When Housing and Urban Development Secretary Ben Carson announced that he was returning public housing in East St. Louis, Illinois, to local control, he said that once upon a time “the residents were at risk, and the future of our children was at risk,” but “not anymore.” Carson said this weeks after a young woman was murdered in her East St. Louis Housing Authority home, her killer having come in through an unsecured window she’d repeatedly asked to have fixed.
Carson said “not anymore” although HUD inspectors had recently issued failing grades to nine of East St. Louis’s 12 public housing projects, estimating more than 5,400 violations, more than 1,300 of them life-threatening. Units have lead paint, and children growing up in the complexes have elevated lead levels in their blood. Mice, roaches, and bed bugs are common, and windows that don’t lock or are missing security screens are common, too. And that’s just the beginning of the problems.
Carson said “not anymore”—although:
A recent assessment showed a staggering backlog of needed repairs at East St. Louis’ public housing complexes. The report said that it would cost $42 million to immediately renovate units and building systems to HUD standards and another $180 million over 20 years.
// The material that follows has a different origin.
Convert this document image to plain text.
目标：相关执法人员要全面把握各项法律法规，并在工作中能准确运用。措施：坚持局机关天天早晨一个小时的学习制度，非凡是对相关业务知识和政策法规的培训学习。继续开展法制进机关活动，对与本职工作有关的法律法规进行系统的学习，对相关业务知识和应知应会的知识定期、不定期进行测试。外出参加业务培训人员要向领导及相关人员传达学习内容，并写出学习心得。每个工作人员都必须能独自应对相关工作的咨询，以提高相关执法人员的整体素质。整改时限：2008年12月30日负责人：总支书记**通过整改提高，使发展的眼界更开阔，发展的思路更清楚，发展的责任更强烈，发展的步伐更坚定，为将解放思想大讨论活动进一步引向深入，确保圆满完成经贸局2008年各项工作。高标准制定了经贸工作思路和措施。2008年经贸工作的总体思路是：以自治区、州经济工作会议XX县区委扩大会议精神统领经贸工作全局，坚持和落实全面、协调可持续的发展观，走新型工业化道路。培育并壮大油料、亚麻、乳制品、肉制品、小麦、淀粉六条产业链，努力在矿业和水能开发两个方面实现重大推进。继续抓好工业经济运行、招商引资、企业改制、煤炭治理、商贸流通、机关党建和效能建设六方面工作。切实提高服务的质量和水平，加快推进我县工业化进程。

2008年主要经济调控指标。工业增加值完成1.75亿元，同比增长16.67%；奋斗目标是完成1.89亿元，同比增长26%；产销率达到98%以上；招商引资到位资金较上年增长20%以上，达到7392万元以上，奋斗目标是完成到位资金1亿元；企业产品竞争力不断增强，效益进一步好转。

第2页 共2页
To put that in context, the housing authority only receives about $3 million each year from HUD for major repairs. It also receives about $9 million in federal operating subsidies, intended to cover the difference between the reduced rents charged to tenants and the estimated cost of managing the apartment complexes. Roughly three of every four dollars the housing authority receives comes from the federal government.
Carson, in other words, declared victory to cover up the fact that he was turning tail and running, abandoning the families of East St. Louis.